Eind vorig jaar werd in Amsterdam met veel fanfare een nieuwe standaard op het gebied van consumentenelektronica gepresenteerd: Matter. Deze is ontwikkeld door de CSA – Connectivity Standards Alliance (onder andere ook van de Zigbee-standaard). Veel grote maar ook kleine partijen (driehonderd in totaal) zijn lid van deze organisatie op diverse niveaus.
Matter wil de nieuwe standaard zijn die thuisapparatuur simpel, veilig en interoperabel maakt. Een device dat Matter-gecertificeerd is, kan praten met andere Matter-apparaten en door middel van een bridge kunnen oudere apparaten ook gekoppeld worden. Software-updates in tv’s en smart speakers zorgen voor extra Matter-connectiviteit.
Doet Matter ertoe?
De vraag is natuurlijk of dit belangrijk is? In goed Engels: does Matter matter? Standaarden, zo is de algemene mening, zijn belangrijk, dat staat als een paal boven water. De nieuwe standaard voor bijvoorbeeld het opladen van je mobiele telefoon is zelfs zo belangrijk dat de Europese Commissie zich er mee heeft bemoeid. Het wordt makkelijker voor de consument als er een oplader is voor mobiele devices en daarnaast scheelt het veel elektronisch afval.
Maar de uitdaging is vaak: welke standaard dan? Een veel gehoorde opmerking luidt dat een standaard is als een tandenborstel: iedereen snapt dat je het nodig hebt maar iedereen wil zijn eigen standaard gebruiken.

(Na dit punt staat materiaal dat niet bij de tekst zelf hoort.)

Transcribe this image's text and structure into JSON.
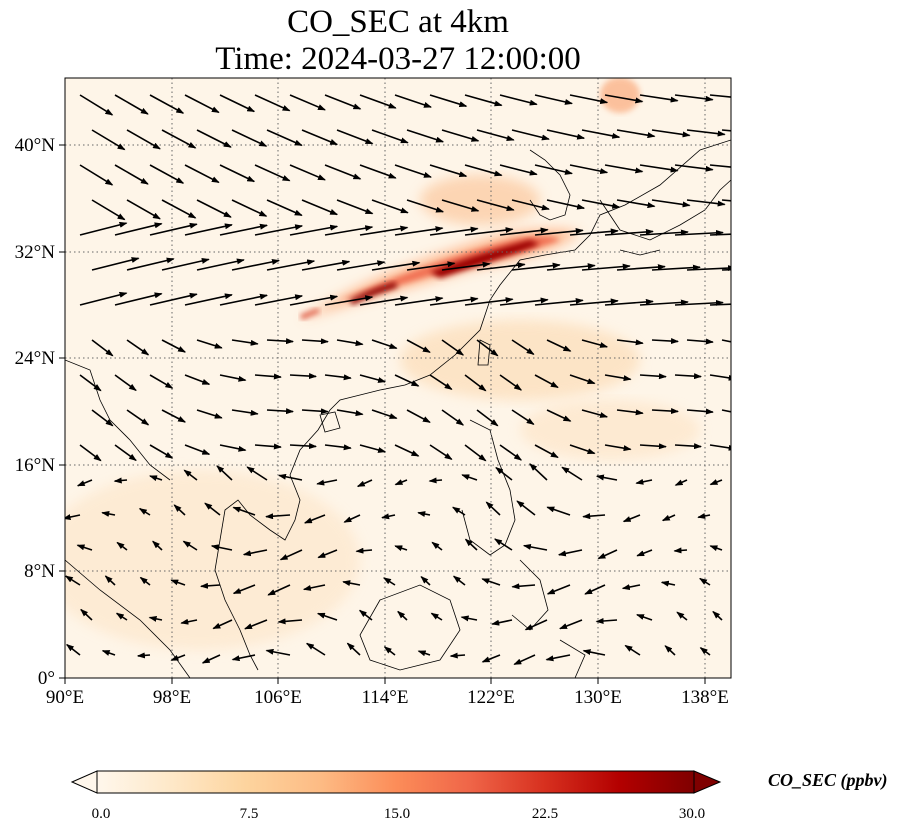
{
  "title": {
    "line1": "CO_SEC at 4km",
    "line2": "Time: 2024-03-27 12:00:00"
  },
  "map": {
    "lon_range": [
      90,
      140
    ],
    "lat_range": [
      0,
      45
    ],
    "x_ticks": [
      "90°E",
      "98°E",
      "106°E",
      "114°E",
      "122°E",
      "130°E",
      "138°E"
    ],
    "y_ticks": [
      "0°",
      "8°N",
      "16°N",
      "24°N",
      "32°N",
      "40°N"
    ],
    "gridlines": "dotted"
  },
  "colorbar": {
    "label": "CO_SEC (ppbv)",
    "ticks": [
      "0.0",
      "7.5",
      "15.0",
      "22.5",
      "30.0"
    ],
    "range": [
      0,
      30
    ],
    "extend": "both",
    "colormap": "OrRd",
    "colors": [
      "#fff7ec",
      "#fee8c8",
      "#fdd49e",
      "#fdbb84",
      "#fc8d59",
      "#ef6548",
      "#d7301f",
      "#b30000",
      "#7f0000"
    ]
  },
  "plume": {
    "description_color_high": "#7f0000",
    "description_color_mid": "#ef6548",
    "description_color_low": "#fdd49e"
  }
}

Vandaar dat de Matter-standaard wel een bijzondere prestatie is want aan deze standaard hebben veel grote spelers meegedaan op allerlei niveaus: van chip tot apparatuur tot softwareniveau. Het zijn niet de minste partijen: Amazon, Apple, LG, Google, Samsung, Signify, Ikea om er een paar te noemen.
Water bij de wijn
Het ontwikkelen van een standaard is geen simpele taak. Iedere deelnemer zit daar met een opdracht: het zo veel mogelijk binnenslepen van voor zijn of haar organisatie belangrijke punten. Zeker als partijen elkaar concurrent zijn, is een dergelijke samenwerking een uitdaging. Toch is het gelukt, maar ook in de presentatie op Matter’s Global Media Conference in Amsterdam kwam naar voren dat het geen gemakkelijke uitdaging was. Iedereen die wel eens in een standaardisatie-commissie heeft gezeten zal dit beamen.

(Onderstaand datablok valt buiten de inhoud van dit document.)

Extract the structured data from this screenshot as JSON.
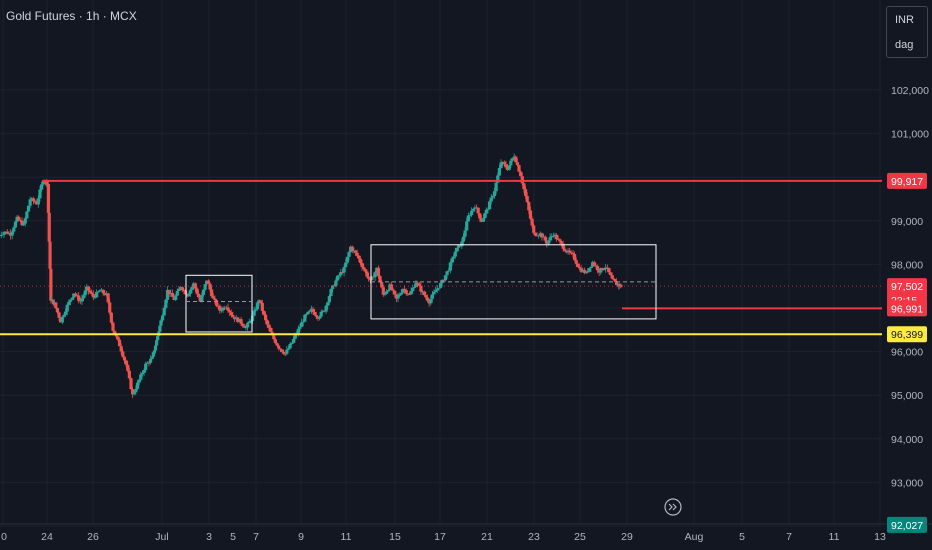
{
  "header": {
    "title": "Gold Futures · 1h · MCX"
  },
  "unit_box": {
    "currency": "INR",
    "unit": "dag"
  },
  "colors": {
    "background": "#131722",
    "up_candle": "#26a69a",
    "down_candle": "#ef5350",
    "resistance_line": "#f23645",
    "support_line": "#ffeb3b",
    "box_border": "#ffffff",
    "current_price_tag": "#f23645",
    "support_tag": "#ffeb3b"
  },
  "chart_data": {
    "type": "candlestick",
    "title": "Gold Futures · 1h · MCX",
    "xlabel": "",
    "ylabel": "",
    "ylim": [
      91800,
      103100
    ],
    "y_ticks": [
      "102,000",
      "101,000",
      "99,000",
      "98,000",
      "96,000",
      "95,000",
      "94,000",
      "93,000"
    ],
    "x_ticks": [
      "0",
      "24",
      "26",
      "Jul",
      "3",
      "5",
      "7",
      "9",
      "11",
      "15",
      "17",
      "21",
      "23",
      "25",
      "29",
      "Aug",
      "5",
      "7",
      "11",
      "13"
    ],
    "price_tags": [
      {
        "label": "99,917",
        "value": 99917,
        "style": "red"
      },
      {
        "label": "97,502",
        "value": 97502,
        "style": "red"
      },
      {
        "label": "23:15",
        "value": 97300,
        "style": "red-sub"
      },
      {
        "label": "96,991",
        "value": 96991,
        "style": "red"
      },
      {
        "label": "96,399",
        "value": 96399,
        "style": "yellow"
      },
      {
        "label": "92,027",
        "value": 92027,
        "style": "teal"
      }
    ],
    "horizontal_lines": [
      {
        "value": 99917,
        "color": "#f23645",
        "from": "24",
        "to": "axis"
      },
      {
        "value": 96399,
        "color": "#ffeb3b",
        "from": "start",
        "to": "axis"
      },
      {
        "value": 96991,
        "color": "#f23645",
        "from": "29",
        "to": "axis"
      },
      {
        "value": 97502,
        "color": "#f23645",
        "from": "start",
        "to": "axis",
        "dotted": true
      }
    ],
    "rectangles": [
      {
        "x_from": "2.6",
        "x_to": "5.7",
        "y_from": 96450,
        "y_to": 97750,
        "mid": 97150
      },
      {
        "x_from": "12.7",
        "x_to": "29.2",
        "y_from": 96750,
        "y_to": 98450,
        "mid": 97600
      }
    ],
    "price_path": [
      [
        -0.5,
        98600
      ],
      [
        0,
        98750
      ],
      [
        0.3,
        98700
      ],
      [
        0.6,
        99050
      ],
      [
        0.9,
        98900
      ],
      [
        1.2,
        99500
      ],
      [
        1.5,
        99400
      ],
      [
        1.8,
        99950
      ],
      [
        2.0,
        99850
      ],
      [
        2.15,
        97200
      ],
      [
        2.3,
        97100
      ],
      [
        2.6,
        96700
      ],
      [
        2.9,
        97050
      ],
      [
        3.2,
        97350
      ],
      [
        3.5,
        97150
      ],
      [
        3.8,
        97450
      ],
      [
        4.1,
        97250
      ],
      [
        4.4,
        97400
      ],
      [
        4.7,
        97300
      ],
      [
        5.0,
        96500
      ],
      [
        5.3,
        96150
      ],
      [
        5.6,
        95700
      ],
      [
        5.9,
        95000
      ],
      [
        6.2,
        95350
      ],
      [
        6.5,
        95700
      ],
      [
        6.8,
        95850
      ],
      [
        7.0,
        96250
      ],
      [
        7.2,
        96700
      ],
      [
        7.5,
        97400
      ],
      [
        7.8,
        97200
      ],
      [
        8.1,
        97500
      ],
      [
        8.4,
        97300
      ],
      [
        8.7,
        97550
      ],
      [
        9.0,
        97150
      ],
      [
        9.3,
        97650
      ],
      [
        9.6,
        97200
      ],
      [
        9.9,
        96950
      ],
      [
        10.2,
        97050
      ],
      [
        10.5,
        96800
      ],
      [
        10.8,
        96700
      ],
      [
        11.1,
        96550
      ],
      [
        11.4,
        96800
      ],
      [
        11.7,
        97200
      ],
      [
        12.0,
        96700
      ],
      [
        12.3,
        96350
      ],
      [
        12.6,
        96100
      ],
      [
        12.9,
        95950
      ],
      [
        13.2,
        96200
      ],
      [
        13.5,
        96500
      ],
      [
        13.8,
        96800
      ],
      [
        14.1,
        96950
      ],
      [
        14.4,
        96800
      ],
      [
        14.7,
        96950
      ],
      [
        15.0,
        97400
      ],
      [
        15.3,
        97700
      ],
      [
        15.6,
        97900
      ],
      [
        15.9,
        98400
      ],
      [
        16.2,
        98200
      ],
      [
        16.5,
        97900
      ],
      [
        16.8,
        97600
      ],
      [
        17.1,
        97900
      ],
      [
        17.4,
        97300
      ],
      [
        17.7,
        97500
      ],
      [
        18.0,
        97200
      ],
      [
        18.3,
        97450
      ],
      [
        18.6,
        97300
      ],
      [
        18.9,
        97600
      ],
      [
        19.2,
        97350
      ],
      [
        19.5,
        97150
      ],
      [
        19.8,
        97400
      ],
      [
        20.1,
        97600
      ],
      [
        20.4,
        97900
      ],
      [
        20.7,
        98300
      ],
      [
        21.0,
        98500
      ],
      [
        21.3,
        99100
      ],
      [
        21.6,
        99350
      ],
      [
        21.9,
        99000
      ],
      [
        22.2,
        99300
      ],
      [
        22.5,
        99700
      ],
      [
        22.8,
        100350
      ],
      [
        23.1,
        100200
      ],
      [
        23.4,
        100500
      ],
      [
        23.7,
        100050
      ],
      [
        24.0,
        99400
      ],
      [
        24.3,
        98700
      ],
      [
        24.6,
        98700
      ],
      [
        24.9,
        98500
      ],
      [
        25.2,
        98700
      ],
      [
        25.5,
        98500
      ],
      [
        25.8,
        98300
      ],
      [
        26.1,
        98200
      ],
      [
        26.4,
        97900
      ],
      [
        26.7,
        97800
      ],
      [
        27.0,
        98050
      ],
      [
        27.3,
        97850
      ],
      [
        27.6,
        97950
      ],
      [
        27.9,
        97650
      ],
      [
        28.1,
        97550
      ],
      [
        28.3,
        97502
      ]
    ]
  },
  "goto_button": {
    "icon": "goto-realtime-icon"
  }
}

Uit persoonlijke ervaring kan ik vertellen dat er lang kan worden gesproken over zogenaamde ‘punten en komma’s’ die voor de standaard minder belangrijk zijn dan voor de bedrijven die erbij betrokken zijn. Of dat een partner de poot stijf houdt met betrekking tot een bepaalde functionaliteit die de rest wel wil. Uiteindelijk wordt er water bij de wijn gedaan en komt er een standaard uit waar men het over eens is.
Eerste Matter-devices
De eerste apparaten die Matter ondersteunen zijn:
- Lighting & Electrical
- HVAC Control
- Controllers & Bridges
- TV & Media Devices
- Blinds & Shades
- Security Sensors
- Door locks
- Software Components & Applications
Uit deze categorieën toonden leveranciers tijdens het introductie-evenement een aantal devices. Er zijn in totaal al meer dan honderd certificeringen uitgegeven. Dat aantal zal de komende maanden sterk toenemen. Tijdens de introductie stond onder andere Netatmo (onderdeel van Legrand) er met een Matter Deur en Occupancy Sensor.
Horizon?
In een volgende iteratie (gepland twee keer per jaar) komt er ook Matter-ondersteuning voor:
- Camera’s
- Robot Vacuums
- White Goods/Appliances
- Access Points
- Energy Management
- Closure Sensors
- Environmental Sensing & Control
- Smoke & Carbon Monoxide Detectors
- Ambient Motion and Presence Sensing
Waardoor Matter eigenlijk al een groot gedeelte dekt van de internet of things (iot) smart home-wereld. Het is wel duidelijk dat Matter zich echt richt op het domein van de consumentenelektronica. Een standaard voor de industrie staat nog niet op de horizon. Dit is aan partners om ook voor deze groep van devices een standaardisatie te starten.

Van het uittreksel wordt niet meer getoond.